3

I have an object called Instance with 2 fields, an array of features (which is another object) that represent columns in a dataset, such as age, sex, class, etc; and their values (i.e a number). I also have implemented a custom comparator that can sort a list of these objects based on a particular feature of the instance as follows:

Comparator<Instance> comparator = Comparator.comparing(c -> c.get(feature));
Instance[] sorted = instList.stream().sorted(comparator).toArray(Instance[]::new);

Now, this code works fine, however, there are many cases in which the feature that I am sorting by has the same value as another instance.
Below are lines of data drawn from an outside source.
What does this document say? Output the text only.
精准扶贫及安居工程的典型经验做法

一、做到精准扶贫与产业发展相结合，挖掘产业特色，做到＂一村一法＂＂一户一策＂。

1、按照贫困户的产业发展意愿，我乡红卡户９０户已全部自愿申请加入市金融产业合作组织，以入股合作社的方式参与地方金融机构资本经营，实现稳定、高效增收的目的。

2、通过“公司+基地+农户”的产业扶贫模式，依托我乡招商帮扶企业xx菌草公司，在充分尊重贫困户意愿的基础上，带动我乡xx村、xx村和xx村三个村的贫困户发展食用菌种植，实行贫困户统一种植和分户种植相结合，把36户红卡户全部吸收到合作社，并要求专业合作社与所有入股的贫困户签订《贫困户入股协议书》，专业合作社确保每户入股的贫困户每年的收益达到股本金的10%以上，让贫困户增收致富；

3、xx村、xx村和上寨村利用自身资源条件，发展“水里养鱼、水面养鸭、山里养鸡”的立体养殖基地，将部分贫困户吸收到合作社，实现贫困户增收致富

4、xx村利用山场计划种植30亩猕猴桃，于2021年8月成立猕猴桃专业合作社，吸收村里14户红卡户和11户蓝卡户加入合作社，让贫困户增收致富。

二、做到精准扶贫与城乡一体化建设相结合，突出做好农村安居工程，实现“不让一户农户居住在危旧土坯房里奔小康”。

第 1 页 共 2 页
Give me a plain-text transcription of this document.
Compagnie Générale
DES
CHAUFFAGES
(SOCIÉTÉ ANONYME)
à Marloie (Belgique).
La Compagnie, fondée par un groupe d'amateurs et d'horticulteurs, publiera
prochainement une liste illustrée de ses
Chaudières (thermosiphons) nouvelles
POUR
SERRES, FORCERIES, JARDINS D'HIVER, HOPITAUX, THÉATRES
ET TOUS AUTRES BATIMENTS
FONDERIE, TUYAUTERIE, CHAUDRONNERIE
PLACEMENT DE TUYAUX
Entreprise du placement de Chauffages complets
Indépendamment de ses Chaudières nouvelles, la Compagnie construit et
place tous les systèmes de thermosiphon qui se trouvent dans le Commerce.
In this case, how does Java decide how to continue sorting the list?

George Francis
  • 462
  • 2
  • 7
  • 16

2 Answers2

6

Quoting from the Java API for Stream.sorted():

For ordered streams, the sort is stable. For unordered streams, no stability guarantees are made.

A stream over a List is ordered, which means a stable sort algorithm is used. A stable sort guarantees that equal elements will not be swapped. Elements that compare equal are left in the same relative order as in the starting list.

All of the sorting methods in the standard library have similar guarantees:

  • Collections.sort()

  • Arrays.sort()

  • Arrays.parallelSort()

    This sort is guaranteed to be stable: equal elements will not be reordered as a result of the sort.

    ...

    The documentation for the methods contained in this class includes briefs description of the implementations. Such descriptions should be regarded as implementation notes, rather than parts of the specification. Implementors should feel free to substitute other algorithms, so long as the specification itself is adhered to. (For example, the algorithm used by sort(Object[]) does not have to be a MergeSort, but it does have to be stable.)

  • List.sort()

    Implementation Note:
    This implementation is a stable, adaptive, iterative mergesort...

John Kugelman
  • 349,597
  • 67
  • 533
  • 578
0

sex

Don't ask for this unless you have a particular reason for it (not just as a general kindness, but also because needless asking means your application probably cannot be used for EU government business soon. Might as well get in the habit of unlearning this).

In this case, how does Java decide how to continue sorting the list?

If 2 objects are considered 'on equal footing', then what happens depends on what you're doing.

For Collections.sort, Arrays.sort, streams, and anything else where uniqueness is not a guaranteed property, the sorting order is more or less 'arbitrary' between these two.

For uniquefying concepts like a TreeSet, 'on equal footing' means equal, and no 2 items 'on equal footing' can be in the same treeset.

I have an object called Instance with 2 fields

Note that you can chain comparators: You can tell a comparator to resort to using another comparator if it cannot differentiate two objects:

Comparator<Instance> comparator = Comparator.comparingInt(Instance::getAge)
  .thenComparing(Comparator.comparing(Instance::getKind));
rzwitserloot
  • 85,357
  • 5
  • 51
  • 72